Despite the best efforts of museums and art collectors, many of the world’s most important paintings and sculptures no longer exist. Some of these artworks were lost in wars, burned in fires or destroyed by unhappy patrons, while others were stolen by master thieves or simply vanished with the passage of time. From a Russian national treasure looted by the Nazis to a da Vinci painting that no one has ever seen, find out more about eight of art history’s missing masterworks.
One of the Seven Wonders of the Ancient World, this massive bronze statue of the sun god Helios towered over the Greek city of Rhodes for most of the 3rd century B.C. The behemoth stood 110 feet tall, and reportedly took the sculptor Chares of Lindos a full 12 years to complete. But while the Colossus surely proved an incredible sight for visitors to the city’s bustling harbor, it stood for only 56 years before toppling in a 226 B.C. earthquake. The once mighty statue then lay in ruins for another several centuries before Arab merchants sold off its remains for scrap. No drawings of the Colossus of Rhodes survive today, but ancient sources note that Helios was depicted standing with a torch held in his outstretched hand. These descriptions later served as an inspiration for Frederic Bartholdi’s design of the Statue of Liberty.
Several of Leonardo da Vinci’s works have been lost to time, but the “Medusa Shield” is perhaps the most mysterious. Painted when the Italian master was in his youth, this early work supposedly took the form of a shield emblazoned with a creature inspired by the snake-haired Greek monster Medusa. According to a 1550 account by art historian Giorgio Vasari, the painting was so realistic that it initially frightened Leonardo’s father, who considered it a macabre masterpiece and secretly sold it to a group of Florentine merchants. The shield has long since vanished, and some modern experts now argue that Vasari’s account may have been little more than a myth.

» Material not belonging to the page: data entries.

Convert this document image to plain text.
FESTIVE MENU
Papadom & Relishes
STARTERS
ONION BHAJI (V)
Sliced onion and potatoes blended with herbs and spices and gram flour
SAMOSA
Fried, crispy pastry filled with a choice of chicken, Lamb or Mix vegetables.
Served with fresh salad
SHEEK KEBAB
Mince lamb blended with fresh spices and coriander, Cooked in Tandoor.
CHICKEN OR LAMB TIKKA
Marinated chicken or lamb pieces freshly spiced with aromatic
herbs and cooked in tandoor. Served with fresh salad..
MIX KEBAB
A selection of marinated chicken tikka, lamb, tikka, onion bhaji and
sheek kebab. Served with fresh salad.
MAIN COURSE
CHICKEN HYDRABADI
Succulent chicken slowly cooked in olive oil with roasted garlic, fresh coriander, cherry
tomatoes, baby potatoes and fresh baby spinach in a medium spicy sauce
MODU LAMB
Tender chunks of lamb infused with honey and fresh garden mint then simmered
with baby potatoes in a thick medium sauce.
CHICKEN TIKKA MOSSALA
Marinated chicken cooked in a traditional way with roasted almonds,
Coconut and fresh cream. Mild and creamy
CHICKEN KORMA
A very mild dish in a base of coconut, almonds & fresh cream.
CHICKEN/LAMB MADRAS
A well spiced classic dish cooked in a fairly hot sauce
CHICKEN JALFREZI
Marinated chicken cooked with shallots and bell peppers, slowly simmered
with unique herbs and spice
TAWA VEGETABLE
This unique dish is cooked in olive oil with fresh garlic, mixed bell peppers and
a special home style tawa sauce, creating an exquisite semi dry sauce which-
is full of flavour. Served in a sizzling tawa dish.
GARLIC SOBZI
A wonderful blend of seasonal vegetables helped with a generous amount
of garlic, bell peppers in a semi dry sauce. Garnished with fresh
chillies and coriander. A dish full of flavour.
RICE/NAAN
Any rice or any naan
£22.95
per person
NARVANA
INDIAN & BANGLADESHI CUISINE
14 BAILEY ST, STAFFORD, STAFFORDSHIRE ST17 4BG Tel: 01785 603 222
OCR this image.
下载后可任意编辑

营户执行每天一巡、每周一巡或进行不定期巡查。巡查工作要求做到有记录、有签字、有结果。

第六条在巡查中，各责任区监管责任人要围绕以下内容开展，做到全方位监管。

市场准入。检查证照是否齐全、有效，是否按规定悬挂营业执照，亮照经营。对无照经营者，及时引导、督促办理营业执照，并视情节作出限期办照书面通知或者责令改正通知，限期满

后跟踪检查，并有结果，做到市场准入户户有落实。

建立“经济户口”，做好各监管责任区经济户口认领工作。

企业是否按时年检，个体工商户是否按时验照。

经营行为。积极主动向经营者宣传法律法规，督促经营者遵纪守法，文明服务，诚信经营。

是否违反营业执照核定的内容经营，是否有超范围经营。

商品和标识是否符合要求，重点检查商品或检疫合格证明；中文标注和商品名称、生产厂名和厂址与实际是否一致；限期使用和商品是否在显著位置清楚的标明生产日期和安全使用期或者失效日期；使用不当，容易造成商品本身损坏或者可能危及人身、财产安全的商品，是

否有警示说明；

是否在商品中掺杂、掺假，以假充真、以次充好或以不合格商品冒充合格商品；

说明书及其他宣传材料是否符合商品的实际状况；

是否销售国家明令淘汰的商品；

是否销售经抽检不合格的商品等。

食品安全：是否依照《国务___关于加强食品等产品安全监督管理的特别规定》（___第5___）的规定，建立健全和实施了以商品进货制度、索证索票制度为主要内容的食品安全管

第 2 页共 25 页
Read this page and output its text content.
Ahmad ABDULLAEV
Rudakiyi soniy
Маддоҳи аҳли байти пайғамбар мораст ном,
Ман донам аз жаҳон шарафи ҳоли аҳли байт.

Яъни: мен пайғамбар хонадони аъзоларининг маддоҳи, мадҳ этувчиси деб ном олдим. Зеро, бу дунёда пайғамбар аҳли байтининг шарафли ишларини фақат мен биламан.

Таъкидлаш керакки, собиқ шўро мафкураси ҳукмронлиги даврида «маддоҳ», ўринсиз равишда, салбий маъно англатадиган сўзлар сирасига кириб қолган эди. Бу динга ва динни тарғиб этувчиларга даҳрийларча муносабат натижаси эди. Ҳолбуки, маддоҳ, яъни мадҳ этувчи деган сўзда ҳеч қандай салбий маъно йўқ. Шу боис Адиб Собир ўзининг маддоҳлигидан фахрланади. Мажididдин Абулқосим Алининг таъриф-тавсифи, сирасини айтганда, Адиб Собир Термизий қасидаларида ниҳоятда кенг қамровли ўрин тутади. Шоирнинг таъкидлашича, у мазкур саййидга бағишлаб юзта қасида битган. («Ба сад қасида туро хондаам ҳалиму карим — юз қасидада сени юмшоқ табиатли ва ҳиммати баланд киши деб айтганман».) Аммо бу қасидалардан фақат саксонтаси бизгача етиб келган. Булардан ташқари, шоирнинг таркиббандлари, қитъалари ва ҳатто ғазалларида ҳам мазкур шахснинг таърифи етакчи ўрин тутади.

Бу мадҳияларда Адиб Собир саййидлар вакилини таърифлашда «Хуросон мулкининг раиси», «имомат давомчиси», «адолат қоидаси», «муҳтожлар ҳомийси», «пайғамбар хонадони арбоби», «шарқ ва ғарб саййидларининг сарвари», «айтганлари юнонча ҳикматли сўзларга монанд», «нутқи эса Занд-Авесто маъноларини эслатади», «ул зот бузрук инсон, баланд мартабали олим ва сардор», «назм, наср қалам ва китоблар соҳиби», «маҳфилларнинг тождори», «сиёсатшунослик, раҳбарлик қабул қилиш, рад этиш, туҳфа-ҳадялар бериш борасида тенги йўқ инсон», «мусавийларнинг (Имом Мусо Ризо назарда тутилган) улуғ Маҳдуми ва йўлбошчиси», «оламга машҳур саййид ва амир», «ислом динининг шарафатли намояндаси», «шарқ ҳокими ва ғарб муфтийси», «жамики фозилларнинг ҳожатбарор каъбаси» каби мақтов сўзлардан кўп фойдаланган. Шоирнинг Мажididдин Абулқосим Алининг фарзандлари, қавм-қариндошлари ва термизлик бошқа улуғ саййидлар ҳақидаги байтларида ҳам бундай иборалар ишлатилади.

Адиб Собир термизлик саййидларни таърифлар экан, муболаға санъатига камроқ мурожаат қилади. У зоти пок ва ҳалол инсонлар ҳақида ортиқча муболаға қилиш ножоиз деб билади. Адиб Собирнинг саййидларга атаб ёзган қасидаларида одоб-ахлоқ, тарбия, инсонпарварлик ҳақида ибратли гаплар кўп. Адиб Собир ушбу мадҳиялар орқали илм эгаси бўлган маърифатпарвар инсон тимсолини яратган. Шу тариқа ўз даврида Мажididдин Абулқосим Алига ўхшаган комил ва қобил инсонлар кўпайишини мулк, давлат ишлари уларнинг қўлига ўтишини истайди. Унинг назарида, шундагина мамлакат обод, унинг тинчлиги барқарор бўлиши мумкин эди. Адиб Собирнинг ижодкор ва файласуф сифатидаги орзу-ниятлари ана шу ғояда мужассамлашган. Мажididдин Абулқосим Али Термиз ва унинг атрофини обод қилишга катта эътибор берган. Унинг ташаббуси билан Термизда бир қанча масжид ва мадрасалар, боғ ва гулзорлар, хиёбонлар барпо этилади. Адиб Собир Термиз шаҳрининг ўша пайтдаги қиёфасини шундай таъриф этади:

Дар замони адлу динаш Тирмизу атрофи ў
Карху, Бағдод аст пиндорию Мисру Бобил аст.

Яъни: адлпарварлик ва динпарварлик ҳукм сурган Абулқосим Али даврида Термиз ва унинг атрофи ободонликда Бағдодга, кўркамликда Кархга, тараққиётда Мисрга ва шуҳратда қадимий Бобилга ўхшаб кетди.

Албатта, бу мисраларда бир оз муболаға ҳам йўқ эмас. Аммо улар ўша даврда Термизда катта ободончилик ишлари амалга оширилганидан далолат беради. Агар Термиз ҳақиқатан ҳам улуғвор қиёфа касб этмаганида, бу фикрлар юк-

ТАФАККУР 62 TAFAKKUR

Painted in 1849, this classic example of social realism was hailed for its unsentimental depiction of poor laborers, one young and one old, removing rocks from a roadside. Inspired by a chance meeting with two downtrodden workers, Courbet deliberately broke with convention by capturing the men in gritty detail, from their straining muscles to their tattered and dirty clothing. While it helped launch Courbet’s art career, “The Stone Breakers” was ultimately doomed to become one of the many cultural casualties of World War II. In 1945, the painting was destroyed during an Allied bombing near the city of Dresden, Germany.